The procedure for the design of a monitoring programme is summarised in the following six steps (see Figure 9.4):

  1. Analysing the general characteristics of the infrastructure, baseline conditions (species, habitats and landscape features) and overview of mitigation measures.This information should be produced during the planning phase and especially by the EIA procedure. The number of mitigation measures should be identified, describing the technical characteristics, location and goals of each one. The existence of sensitive natural areas or endangered species must be taken into account in order to identify specific monitoring requirements.
  2. Selecting and describing measures to be monitored and evaluated.The selection must be carried out on the basis of clear criteria and include all those measures, the effectiveness of which has not yet been clearly established. The description should also include a representative number of the different types of measures taken to avoid, mitigate and compensate habitat fragmentation.
  3. Identifying the need for specific ecological monitoring when endangered species or habitats are affected.This type of activity requires more complex methodologies and long-term monitoring to be undertaken by specialists. This can be carried out in parallel to the routine monitoring programme.
  4. Describing in detail the monitoring activities.A detailed description of each mitigation measure (or system of related measures) including:
    • The objective to be achieved with the application of the measure, describing the variables on which evaluation will focus and the standards to be used, expressed as quantifiable measurements where possible. The existence of clear and measurable goals enables evaluation of whether or not the objectives are met.
    • Target species or habitats.
    • The protocols for monitoring methods, including the techniques to obtain information (as standardised as possible) and the duration and periodicity of measurements. The monitoring should cover a minimum period of three years. The evaluation of effectiveness should not be based on the results obtained immediately after the opening of the infrastructure, because the animals need a period to adapt to the changed surroundings.
    • The procedure of storing and analysing the information obtained. It is also recommended to include in the monitoring programme a section describing the monitoring of activities to be included in the quality control plan that it is carried out during the construction phase (see Section 9.3). This is an important step to guarantee that the measures will not fail due to inappropriate materials or problems of construction.
  5. Defining the contents of the monitoring report.

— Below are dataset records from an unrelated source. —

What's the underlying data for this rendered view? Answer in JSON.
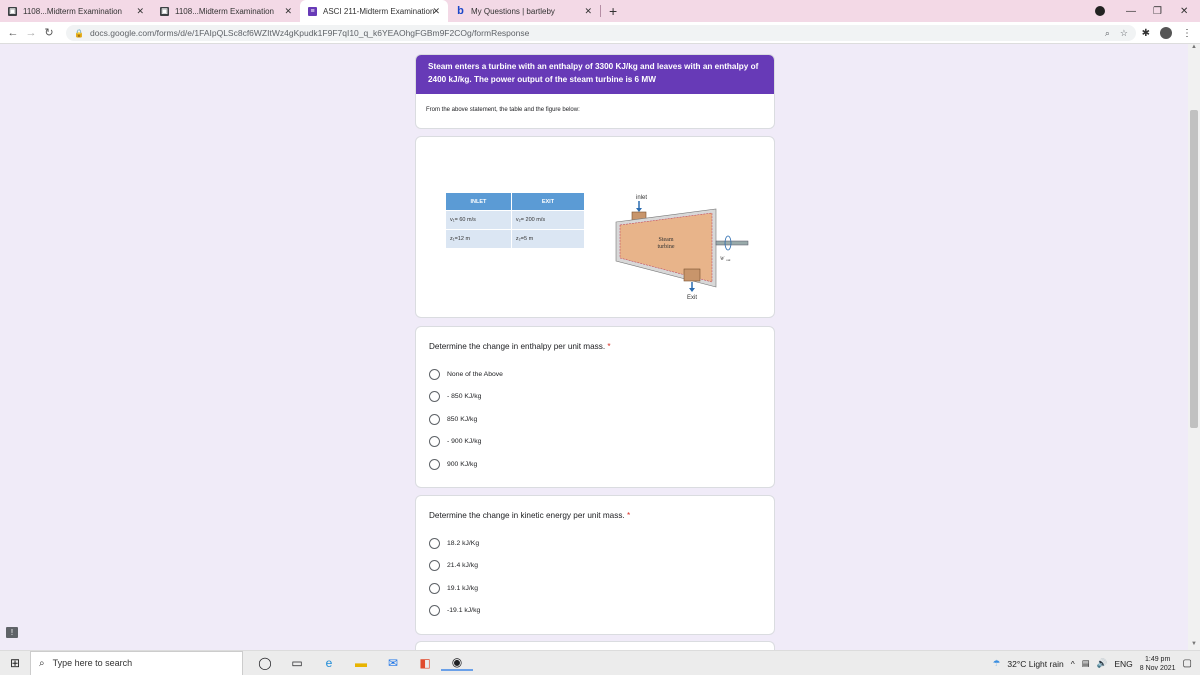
{
  "browser": {
    "tabs": [
      {
        "label": "1108...Midterm Examination",
        "icon": "image-icon"
      },
      {
        "label": "1108...Midterm Examination",
        "icon": "image-icon"
      },
      {
        "label": "ASCI 211-Midterm Examination",
        "icon": "forms-icon",
        "active": true
      },
      {
        "label": "My Questions | bartleby",
        "icon": "bartleby-icon"
      }
    ],
    "url": "docs.google.com/forms/d/e/1FAIpQLSc8cf6WZItWz4gKpudk1F9F7qI10_q_k6YEAOhgFGBm9F2COg/formResponse"
  },
  "form": {
    "header_text": "Steam enters a turbine with an enthalpy of 3300 KJ/kg and leaves with an enthalpy of 2400 kJ/kg. The power output of the steam turbine is 6 MW",
    "subtext": "From the above statement, the table and the figure below:",
    "figure": {
      "table_headers": [
        "INLET",
        "EXIT"
      ],
      "table_rows": [
        [
          "v₁= 60 m/s",
          "v₂= 200 m/s"
        ],
        [
          "z₁=12 m",
          "z₂=5 m"
        ]
      ],
      "inlet_label": "inlet",
      "exit_label": "Exit",
      "turbine_label_1": "Steam",
      "turbine_label_2": "turbine",
      "wout_label": "W",
      "wout_sub": "out"
    },
    "questions": [
      {
        "title": "Determine the change in enthalpy per unit mass.",
        "required": "*",
        "options": [
          "None of the Above",
          "- 850 KJ/kg",
          "850 KJ/kg",
          "- 900 KJ/kg",
          "900 KJ/kg"
        ]
      },
      {
        "title": "Determine the change in kinetic energy per unit mass.",
        "required": "*",
        "options": [
          "18.2 kJ/Kg",
          "21.4 kJ/kg",
          "19.1 kJ/kg",
          "-19.1 kJ/kg"
        ]
      }
    ]
  },
  "taskbar": {
    "search_placeholder": "Type here to search",
    "weather": "32°C  Light rain",
    "lang": "ENG",
    "time": "1:49 pm",
    "date": "8 Nov 2021"
  }
}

    These reports must include as a minimum the following sections:

    • A description of measures that have been monitored and methods applied. 
    • Identification of non-effective measures and reasons for their failure.
    • The design of new measures to be taken to improve the effectiveness of existing ones.
    • Recommendations to improve the design of future measures. 
  6. Establishing a system for the dissemination of the results.

    It is important to establish the dissemination activities and systems to guarantee the accessibility of data from the monitoring programme to all the stakeholders.

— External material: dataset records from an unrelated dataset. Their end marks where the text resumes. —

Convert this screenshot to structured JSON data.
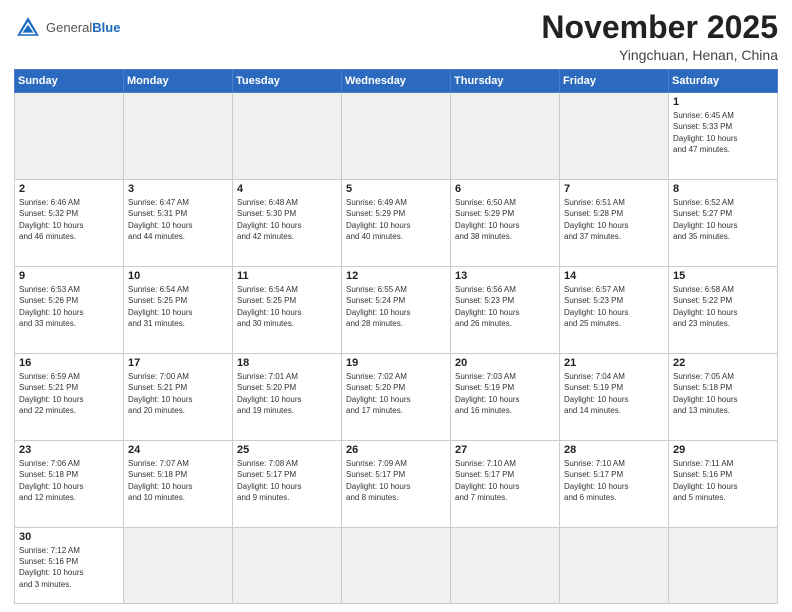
{
  "header": {
    "logo_general": "General",
    "logo_blue": "Blue",
    "month_title": "November 2025",
    "location": "Yingchuan, Henan, China"
  },
  "weekdays": [
    "Sunday",
    "Monday",
    "Tuesday",
    "Wednesday",
    "Thursday",
    "Friday",
    "Saturday"
  ],
  "weeks": [
    [
      {
        "day": "",
        "info": ""
      },
      {
        "day": "",
        "info": ""
      },
      {
        "day": "",
        "info": ""
      },
      {
        "day": "",
        "info": ""
      },
      {
        "day": "",
        "info": ""
      },
      {
        "day": "",
        "info": ""
      },
      {
        "day": "1",
        "info": "Sunrise: 6:45 AM\nSunset: 5:33 PM\nDaylight: 10 hours\nand 47 minutes."
      }
    ],
    [
      {
        "day": "2",
        "info": "Sunrise: 6:46 AM\nSunset: 5:32 PM\nDaylight: 10 hours\nand 46 minutes."
      },
      {
        "day": "3",
        "info": "Sunrise: 6:47 AM\nSunset: 5:31 PM\nDaylight: 10 hours\nand 44 minutes."
      },
      {
        "day": "4",
        "info": "Sunrise: 6:48 AM\nSunset: 5:30 PM\nDaylight: 10 hours\nand 42 minutes."
      },
      {
        "day": "5",
        "info": "Sunrise: 6:49 AM\nSunset: 5:29 PM\nDaylight: 10 hours\nand 40 minutes."
      },
      {
        "day": "6",
        "info": "Sunrise: 6:50 AM\nSunset: 5:29 PM\nDaylight: 10 hours\nand 38 minutes."
      },
      {
        "day": "7",
        "info": "Sunrise: 6:51 AM\nSunset: 5:28 PM\nDaylight: 10 hours\nand 37 minutes."
      },
      {
        "day": "8",
        "info": "Sunrise: 6:52 AM\nSunset: 5:27 PM\nDaylight: 10 hours\nand 35 minutes."
      }
    ],
    [
      {
        "day": "9",
        "info": "Sunrise: 6:53 AM\nSunset: 5:26 PM\nDaylight: 10 hours\nand 33 minutes."
      },
      {
        "day": "10",
        "info": "Sunrise: 6:54 AM\nSunset: 5:25 PM\nDaylight: 10 hours\nand 31 minutes."
      },
      {
        "day": "11",
        "info": "Sunrise: 6:54 AM\nSunset: 5:25 PM\nDaylight: 10 hours\nand 30 minutes."
      },
      {
        "day": "12",
        "info": "Sunrise: 6:55 AM\nSunset: 5:24 PM\nDaylight: 10 hours\nand 28 minutes."
      },
      {
        "day": "13",
        "info": "Sunrise: 6:56 AM\nSunset: 5:23 PM\nDaylight: 10 hours\nand 26 minutes."
      },
      {
        "day": "14",
        "info": "Sunrise: 6:57 AM\nSunset: 5:23 PM\nDaylight: 10 hours\nand 25 minutes."
      },
      {
        "day": "15",
        "info": "Sunrise: 6:58 AM\nSunset: 5:22 PM\nDaylight: 10 hours\nand 23 minutes."
      }
    ],
    [
      {
        "day": "16",
        "info": "Sunrise: 6:59 AM\nSunset: 5:21 PM\nDaylight: 10 hours\nand 22 minutes."
      },
      {
        "day": "17",
        "info": "Sunrise: 7:00 AM\nSunset: 5:21 PM\nDaylight: 10 hours\nand 20 minutes."
      },
      {
        "day": "18",
        "info": "Sunrise: 7:01 AM\nSunset: 5:20 PM\nDaylight: 10 hours\nand 19 minutes."
      },
      {
        "day": "19",
        "info": "Sunrise: 7:02 AM\nSunset: 5:20 PM\nDaylight: 10 hours\nand 17 minutes."
      },
      {
        "day": "20",
        "info": "Sunrise: 7:03 AM\nSunset: 5:19 PM\nDaylight: 10 hours\nand 16 minutes."
      },
      {
        "day": "21",
        "info": "Sunrise: 7:04 AM\nSunset: 5:19 PM\nDaylight: 10 hours\nand 14 minutes."
      },
      {
        "day": "22",
        "info": "Sunrise: 7:05 AM\nSunset: 5:18 PM\nDaylight: 10 hours\nand 13 minutes."
      }
    ],
    [
      {
        "day": "23",
        "info": "Sunrise: 7:06 AM\nSunset: 5:18 PM\nDaylight: 10 hours\nand 12 minutes."
      },
      {
        "day": "24",
        "info": "Sunrise: 7:07 AM\nSunset: 5:18 PM\nDaylight: 10 hours\nand 10 minutes."
      },
      {
        "day": "25",
        "info": "Sunrise: 7:08 AM\nSunset: 5:17 PM\nDaylight: 10 hours\nand 9 minutes."
      },
      {
        "day": "26",
        "info": "Sunrise: 7:09 AM\nSunset: 5:17 PM\nDaylight: 10 hours\nand 8 minutes."
      },
      {
        "day": "27",
        "info": "Sunrise: 7:10 AM\nSunset: 5:17 PM\nDaylight: 10 hours\nand 7 minutes."
      },
      {
        "day": "28",
        "info": "Sunrise: 7:10 AM\nSunset: 5:17 PM\nDaylight: 10 hours\nand 6 minutes."
      },
      {
        "day": "29",
        "info": "Sunrise: 7:11 AM\nSunset: 5:16 PM\nDaylight: 10 hours\nand 5 minutes."
      }
    ],
    [
      {
        "day": "30",
        "info": "Sunrise: 7:12 AM\nSunset: 5:16 PM\nDaylight: 10 hours\nand 3 minutes."
      },
      {
        "day": "",
        "info": ""
      },
      {
        "day": "",
        "info": ""
      },
      {
        "day": "",
        "info": ""
      },
      {
        "day": "",
        "info": ""
      },
      {
        "day": "",
        "info": ""
      },
      {
        "day": "",
        "info": ""
      }
    ]
  ]
}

The design of the programme should be carried out during the planning phase (see Figure 9.3) but the monitoring activities and the evaluation of measures are developed during the operational phase, usually by professionals who have not been involved in the design of the measures. For this reason it is recommended that all the information needed to carry out the monitoring programme is compiled in a document that will provide the guidelines to implement the programme.

The organisations which manage the transport infrastructure in each country or region should provide detailed instructions based on these general procedures to ensure that the results of the monitoring of different projects are comparable.

Figure 9.4 - Steps to design a monitoring programme for mitigation measures.